Research Experiences

Research Assistant @ Prof. Kilian Weinberger’s Lab
Ithaca, NY | Oct 2023 - May 2024

Developed a novel framework using diffusion that combines the strengths of auto-regressive language models and diffusion models to improve controllable text generation while maintaining the fluency of auto-regressive models and the flexibility of diffusion models.
Independently constructed classifiers, including training logistic regression and multi-layer perceptron models with residual connections. This lightweight classifier allows plug-and-play guidance for diffusion.
Evaluated the perplexity, MAUVE Score, and diversity of generated text with different levels of prefix guidance.

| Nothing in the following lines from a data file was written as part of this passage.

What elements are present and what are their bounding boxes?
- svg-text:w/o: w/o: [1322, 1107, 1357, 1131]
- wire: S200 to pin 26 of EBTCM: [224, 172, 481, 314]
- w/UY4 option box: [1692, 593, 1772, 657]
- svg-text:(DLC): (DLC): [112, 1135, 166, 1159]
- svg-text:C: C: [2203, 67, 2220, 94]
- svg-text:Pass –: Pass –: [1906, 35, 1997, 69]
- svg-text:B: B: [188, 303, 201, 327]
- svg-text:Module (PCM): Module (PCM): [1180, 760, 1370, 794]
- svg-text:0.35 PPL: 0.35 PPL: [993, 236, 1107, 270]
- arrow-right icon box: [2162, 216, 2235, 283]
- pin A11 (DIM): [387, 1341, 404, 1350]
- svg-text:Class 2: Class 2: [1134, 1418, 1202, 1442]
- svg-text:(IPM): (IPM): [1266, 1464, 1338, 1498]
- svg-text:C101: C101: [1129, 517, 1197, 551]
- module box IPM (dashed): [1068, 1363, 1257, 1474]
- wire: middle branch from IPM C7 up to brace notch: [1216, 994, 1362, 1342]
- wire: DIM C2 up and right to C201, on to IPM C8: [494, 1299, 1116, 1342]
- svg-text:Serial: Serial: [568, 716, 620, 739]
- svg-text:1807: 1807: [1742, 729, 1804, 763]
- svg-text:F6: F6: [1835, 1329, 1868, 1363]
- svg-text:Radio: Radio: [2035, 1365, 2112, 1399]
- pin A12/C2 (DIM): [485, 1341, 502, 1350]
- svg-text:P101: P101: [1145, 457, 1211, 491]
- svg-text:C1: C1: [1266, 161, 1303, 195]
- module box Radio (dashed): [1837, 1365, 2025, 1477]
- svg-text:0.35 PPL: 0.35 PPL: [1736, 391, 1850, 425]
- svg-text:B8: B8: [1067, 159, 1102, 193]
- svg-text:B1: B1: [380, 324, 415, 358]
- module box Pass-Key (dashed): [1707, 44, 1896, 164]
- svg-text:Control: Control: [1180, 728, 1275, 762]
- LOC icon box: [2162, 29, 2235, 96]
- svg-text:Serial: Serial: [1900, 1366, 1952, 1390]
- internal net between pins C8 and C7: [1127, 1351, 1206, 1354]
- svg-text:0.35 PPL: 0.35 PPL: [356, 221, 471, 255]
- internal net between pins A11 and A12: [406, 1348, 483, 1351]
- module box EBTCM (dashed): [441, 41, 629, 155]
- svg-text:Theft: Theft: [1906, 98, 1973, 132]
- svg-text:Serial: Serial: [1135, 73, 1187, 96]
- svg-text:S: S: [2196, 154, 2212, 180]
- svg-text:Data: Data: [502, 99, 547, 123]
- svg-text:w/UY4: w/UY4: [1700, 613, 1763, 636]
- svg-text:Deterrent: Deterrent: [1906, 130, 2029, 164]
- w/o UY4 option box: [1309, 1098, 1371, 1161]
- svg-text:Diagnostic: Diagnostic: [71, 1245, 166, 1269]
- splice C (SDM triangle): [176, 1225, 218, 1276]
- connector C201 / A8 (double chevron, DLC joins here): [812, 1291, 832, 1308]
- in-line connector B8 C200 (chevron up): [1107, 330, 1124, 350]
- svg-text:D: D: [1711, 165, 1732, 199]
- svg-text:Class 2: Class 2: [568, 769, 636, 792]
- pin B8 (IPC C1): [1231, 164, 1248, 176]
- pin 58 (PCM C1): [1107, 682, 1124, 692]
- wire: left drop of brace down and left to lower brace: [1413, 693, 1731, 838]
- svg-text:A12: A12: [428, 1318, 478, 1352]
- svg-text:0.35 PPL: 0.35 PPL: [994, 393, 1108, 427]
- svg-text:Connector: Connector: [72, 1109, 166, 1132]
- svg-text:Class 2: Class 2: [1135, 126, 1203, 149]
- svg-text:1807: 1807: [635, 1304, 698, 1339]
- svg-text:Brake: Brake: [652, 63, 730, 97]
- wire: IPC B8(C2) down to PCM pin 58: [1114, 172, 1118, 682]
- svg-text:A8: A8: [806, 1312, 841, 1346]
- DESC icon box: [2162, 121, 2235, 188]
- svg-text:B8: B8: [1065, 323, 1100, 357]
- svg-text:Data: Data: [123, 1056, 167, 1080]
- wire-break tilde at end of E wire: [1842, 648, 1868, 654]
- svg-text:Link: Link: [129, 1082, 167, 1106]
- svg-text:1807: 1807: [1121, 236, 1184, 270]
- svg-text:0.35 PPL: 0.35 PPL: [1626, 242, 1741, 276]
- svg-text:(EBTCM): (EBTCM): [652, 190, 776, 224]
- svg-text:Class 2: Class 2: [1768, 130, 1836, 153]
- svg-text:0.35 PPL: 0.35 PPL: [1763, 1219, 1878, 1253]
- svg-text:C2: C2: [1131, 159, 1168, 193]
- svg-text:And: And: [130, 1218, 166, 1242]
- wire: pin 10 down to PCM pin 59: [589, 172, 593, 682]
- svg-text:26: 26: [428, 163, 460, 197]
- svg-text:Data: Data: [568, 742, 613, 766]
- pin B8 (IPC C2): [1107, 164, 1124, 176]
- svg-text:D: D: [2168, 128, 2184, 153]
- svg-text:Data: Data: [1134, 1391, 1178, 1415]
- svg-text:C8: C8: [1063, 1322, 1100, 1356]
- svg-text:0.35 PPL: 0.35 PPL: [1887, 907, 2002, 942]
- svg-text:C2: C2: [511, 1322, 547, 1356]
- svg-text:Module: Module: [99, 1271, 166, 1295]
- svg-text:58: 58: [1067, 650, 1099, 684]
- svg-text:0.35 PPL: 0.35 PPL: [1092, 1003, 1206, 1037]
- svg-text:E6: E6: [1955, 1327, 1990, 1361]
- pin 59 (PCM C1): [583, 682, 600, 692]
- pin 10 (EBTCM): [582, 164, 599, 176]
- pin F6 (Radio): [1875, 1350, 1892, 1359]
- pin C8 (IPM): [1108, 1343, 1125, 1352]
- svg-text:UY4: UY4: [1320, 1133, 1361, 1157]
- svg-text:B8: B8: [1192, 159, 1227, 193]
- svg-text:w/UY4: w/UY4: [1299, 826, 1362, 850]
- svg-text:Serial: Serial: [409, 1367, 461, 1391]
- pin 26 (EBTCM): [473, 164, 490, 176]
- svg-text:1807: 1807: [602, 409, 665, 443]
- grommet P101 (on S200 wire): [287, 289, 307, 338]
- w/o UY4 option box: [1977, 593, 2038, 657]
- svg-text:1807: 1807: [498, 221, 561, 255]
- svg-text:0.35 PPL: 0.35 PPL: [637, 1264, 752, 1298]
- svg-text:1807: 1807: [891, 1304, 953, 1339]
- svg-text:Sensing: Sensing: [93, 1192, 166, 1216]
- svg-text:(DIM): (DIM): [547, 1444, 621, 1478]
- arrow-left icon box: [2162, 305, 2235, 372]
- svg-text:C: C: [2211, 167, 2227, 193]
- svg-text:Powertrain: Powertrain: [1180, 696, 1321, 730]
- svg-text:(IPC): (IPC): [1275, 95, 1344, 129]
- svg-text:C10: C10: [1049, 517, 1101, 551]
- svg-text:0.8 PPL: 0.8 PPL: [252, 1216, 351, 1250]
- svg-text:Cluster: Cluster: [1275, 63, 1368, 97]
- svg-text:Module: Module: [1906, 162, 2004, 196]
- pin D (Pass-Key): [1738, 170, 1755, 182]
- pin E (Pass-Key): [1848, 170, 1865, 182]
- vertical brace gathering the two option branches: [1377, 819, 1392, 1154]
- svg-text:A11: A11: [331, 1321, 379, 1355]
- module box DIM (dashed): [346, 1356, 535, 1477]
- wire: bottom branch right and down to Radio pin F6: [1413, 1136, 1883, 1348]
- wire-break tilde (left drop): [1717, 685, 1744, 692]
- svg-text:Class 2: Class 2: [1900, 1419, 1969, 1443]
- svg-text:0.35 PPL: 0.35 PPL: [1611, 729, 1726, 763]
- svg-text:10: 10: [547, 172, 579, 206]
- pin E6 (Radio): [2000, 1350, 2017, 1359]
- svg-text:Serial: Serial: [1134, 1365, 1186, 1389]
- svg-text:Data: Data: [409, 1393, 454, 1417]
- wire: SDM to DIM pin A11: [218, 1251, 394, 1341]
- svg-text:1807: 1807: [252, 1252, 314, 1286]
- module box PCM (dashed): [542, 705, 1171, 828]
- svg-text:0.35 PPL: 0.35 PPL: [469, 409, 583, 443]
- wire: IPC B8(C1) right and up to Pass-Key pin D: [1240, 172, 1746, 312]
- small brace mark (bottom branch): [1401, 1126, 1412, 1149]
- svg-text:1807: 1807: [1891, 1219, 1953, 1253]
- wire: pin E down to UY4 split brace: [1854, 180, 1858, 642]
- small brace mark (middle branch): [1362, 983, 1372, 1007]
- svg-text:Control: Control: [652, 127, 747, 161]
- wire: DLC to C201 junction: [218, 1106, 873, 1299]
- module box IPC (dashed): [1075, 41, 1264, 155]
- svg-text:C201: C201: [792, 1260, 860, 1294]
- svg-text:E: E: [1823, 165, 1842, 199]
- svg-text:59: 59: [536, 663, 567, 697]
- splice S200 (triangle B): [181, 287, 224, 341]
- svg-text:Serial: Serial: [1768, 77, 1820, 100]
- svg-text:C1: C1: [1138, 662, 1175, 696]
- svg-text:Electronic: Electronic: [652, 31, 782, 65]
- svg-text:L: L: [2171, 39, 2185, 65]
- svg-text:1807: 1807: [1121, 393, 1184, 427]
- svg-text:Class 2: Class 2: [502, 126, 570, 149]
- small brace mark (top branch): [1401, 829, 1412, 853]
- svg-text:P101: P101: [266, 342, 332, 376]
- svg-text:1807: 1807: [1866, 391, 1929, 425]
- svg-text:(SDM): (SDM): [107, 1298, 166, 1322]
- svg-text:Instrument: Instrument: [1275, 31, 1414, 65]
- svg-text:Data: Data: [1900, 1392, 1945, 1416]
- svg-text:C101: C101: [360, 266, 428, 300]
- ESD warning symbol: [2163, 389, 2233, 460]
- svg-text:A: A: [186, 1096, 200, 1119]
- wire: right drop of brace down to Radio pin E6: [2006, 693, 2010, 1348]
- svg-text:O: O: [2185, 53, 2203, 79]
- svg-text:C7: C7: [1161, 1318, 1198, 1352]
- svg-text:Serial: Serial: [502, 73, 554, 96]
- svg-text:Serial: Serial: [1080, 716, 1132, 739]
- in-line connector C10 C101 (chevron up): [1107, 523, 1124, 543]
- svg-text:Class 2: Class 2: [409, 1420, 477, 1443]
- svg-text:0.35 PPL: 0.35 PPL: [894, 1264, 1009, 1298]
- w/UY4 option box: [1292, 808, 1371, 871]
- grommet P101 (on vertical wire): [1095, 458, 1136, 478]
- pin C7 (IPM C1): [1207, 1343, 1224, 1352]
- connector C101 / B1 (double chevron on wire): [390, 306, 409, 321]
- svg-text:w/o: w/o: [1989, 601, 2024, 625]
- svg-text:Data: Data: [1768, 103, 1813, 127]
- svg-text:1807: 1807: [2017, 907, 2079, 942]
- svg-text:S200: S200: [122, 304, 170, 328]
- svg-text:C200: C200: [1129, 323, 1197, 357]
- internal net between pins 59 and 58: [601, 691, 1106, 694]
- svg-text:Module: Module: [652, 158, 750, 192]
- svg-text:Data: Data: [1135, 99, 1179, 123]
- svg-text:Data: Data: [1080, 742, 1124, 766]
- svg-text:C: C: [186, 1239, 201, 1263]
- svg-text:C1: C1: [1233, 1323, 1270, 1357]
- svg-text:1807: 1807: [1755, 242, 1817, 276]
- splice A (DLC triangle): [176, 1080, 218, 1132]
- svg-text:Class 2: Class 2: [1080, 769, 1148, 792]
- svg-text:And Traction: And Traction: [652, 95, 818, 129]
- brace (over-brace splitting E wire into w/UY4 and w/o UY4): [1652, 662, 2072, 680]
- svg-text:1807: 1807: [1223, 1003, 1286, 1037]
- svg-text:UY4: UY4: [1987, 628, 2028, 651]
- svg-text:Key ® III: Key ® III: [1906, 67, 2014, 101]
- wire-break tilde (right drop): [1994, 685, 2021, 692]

Research Assistant @ Prof. Yoav Artzi’s Lab
New York, NY | May 2023 - Nov 2023

Built MultiRef, a referencing game with multiple tangram images, where the speaker uses language to guide the listener to correctly select the target tangrams within a few turns of interactions.
Developed an interactive web interface for the “multiple-reference game” using Empirica (React + MongoDB), featuring functionalities like lobby formation, game initiation, and bonus calculations.
Analyzed linguistic features from speakers’ messages and trained multi-modal models to participate as a listener (and later a speaker) using implicit reasoning from human feedback during interaction.
Deployed RESPECT as a listener in this scenario, decoding implicit feedback from past interactions to improve task completion rate from 31% to 82%, all without any external annotation.

Research Assistant @ Prof. Lillian Lee’s Lab
Ithaca, NY | Sep 2024 - Present

Replicated experiments of “Statistically significant detection of semantic shifts using contextual word embeddings” by Liu et al. (2021), following methods of Martinc et al. (2019).
Fine-tuned BERT on the LiverpoolFC dataset and extracted embeddings for words from two different time ranges (13 and 17) respectively.
Compared semantic shifts and implemented permutation studies to confirm statistical significance.

Research Assistant @ Prof. Tanya Goyal’s Lab
Ithaca, NY | Sep 2024 - Present

Examined unfactual outputs from Factscore labeled data and hypothesized a relationship to commonly associated words in the training data (examining Wikipedia text).
Identified frequent words for occupations in Factscore as features and calculated feature correlation changes from Wikipedia text to generated outputs.
Simulated synthetic data to confirm correlation changes.

Research Assistant @ Prof. Yoav Artzi’s Lab
New York, NY | May 2024 - Jul 2024

Independently developed a novel dataset featuring International Olympiad of Linguistics problems to benchmark LLMs on inductive reasoning and generalization capabilities, especially in low-resource languages.
Designed and implemented algorithms to generate linguistic data based on IPA permutations, ensuring sound features were preserved while creating new, scalable problem sets.
Conducted experiments with GPT-4, LlaMA, Claude, and Bard, evaluating their performance on complex linguistic tasks, and refined model interaction strategies to enhance consistency and hypothesis testing.

Research Assistant @ Prof. Yoav Artzi’s Lab
New York, NY | Jul 2024 - Aug 2024

Investigated biases towards text tokens over image tokens in multimodal vLLMs, focusing on the underutilization of image tokens and exploring the dynamics of information flow within these models.
Implemented methods to visualize various kinds of attention maps for PaliGemma and LlaVA Next, experimenting with the complexity of sentences and images in the NLVR task.
Explored positional bias, commonly found in LLMs, and experimented with metrics other than attention to show token contributions.